Moller recollects that Lydiard would always tell his most famous proteges - Peter Snell, Murray Halberg and Dick Quax - that they were the best in the world and they believed him. She began her career in an era where New Zealand were world leaders in running and, as a result, never doubted her ability to foot it with the best.
Sadly, she said, that is not the case anymore. She believes New Zealand's aspiring athletes are struggling without the mentors of yesteryear passing on their knowledge and experience.
"Running [in New Zealand] got left behind by being so entrenched in the amateur code and the world was moving ahead and now it is suffering. They have been a bit sleepy."
Moller was disappointed when she was never approached by New Zealand Athletics to talk to the new breed of runners coming through the ranks. While the golden days of New Zealand athletics might be in the past and current talent like Nick Willis and Adrian Blincoe spend most of the year abroad, Moller is adamant that home-grown Kiwi talent can still beat the world's best.
"It was never a matter of funding, people bandy about all sorts of solutions. We have the talent - it is a matter of creating the right environment again for them to excel and mentors are a big part of that."

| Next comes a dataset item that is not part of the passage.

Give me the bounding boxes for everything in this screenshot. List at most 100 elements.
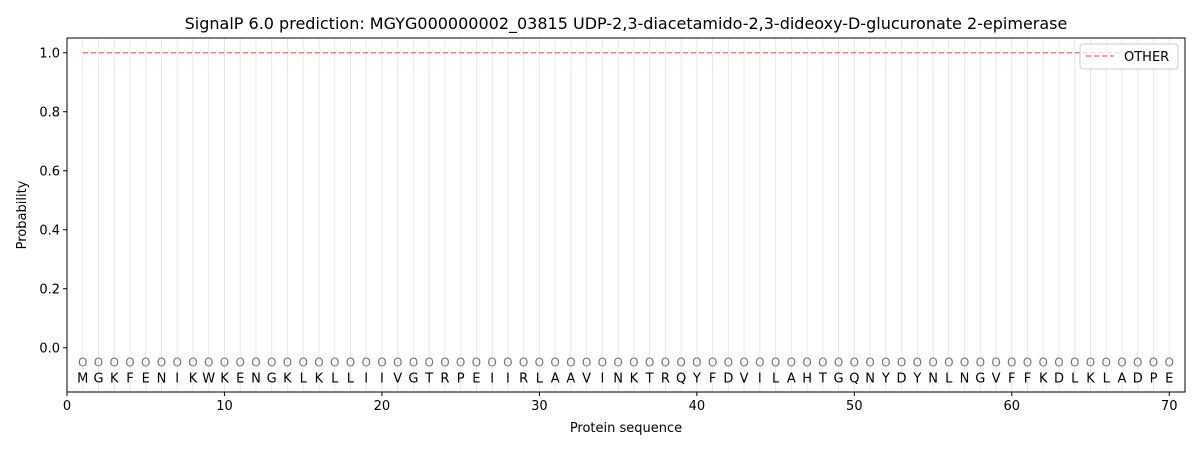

Moller has always been a driven, determined individual. When she sprinted on to the international running scene as a barefooted 17-year-old she was sure that she was going to be around for a while. She was right. Her running career lasted another 28 years and included three bronze medals at the Commonwealth Games in middle-distance running and her career highlight - a bronze in the marathon at the 1992 Barcelona Olympics.
Long-distance running was where Moller excelled - she is the only woman to have run four marathons at the Olympics - and remains the oldest female medallist, at 37.
She shrugs off the tag of being something of a legend and it doesn't fit her amicable, down-to-earth persona. "You mellow as you get older and your ego takes a little more of a rest," jokes Moller. "I look back and say 'I was there, I did that'. I feel I took part in a bit of history and helped break several barriers that were stopping women's athletics - it was a great time."
Moller was the first woman that Lydiard coached and has now spent the past 26 years in the States. She is involved in coaching and inspirational speaking and is also the Vice President of Hearts of Gold, a charitable organisation that raises money through running events in Japan, Cambodia and Mongolia.
Moller is also in the process of collaborating her book, On the Wings of Mercury, named after the Roman God, the "original runner" with winged feet. She still runs herself, three-four times a week around her Colorado home.
The joy of her life now, along with husband Harlan Smith, is her five-year-old daughter Jasmine.
"I thought she'd be the only thing that could fulfil me as much as running - and she has."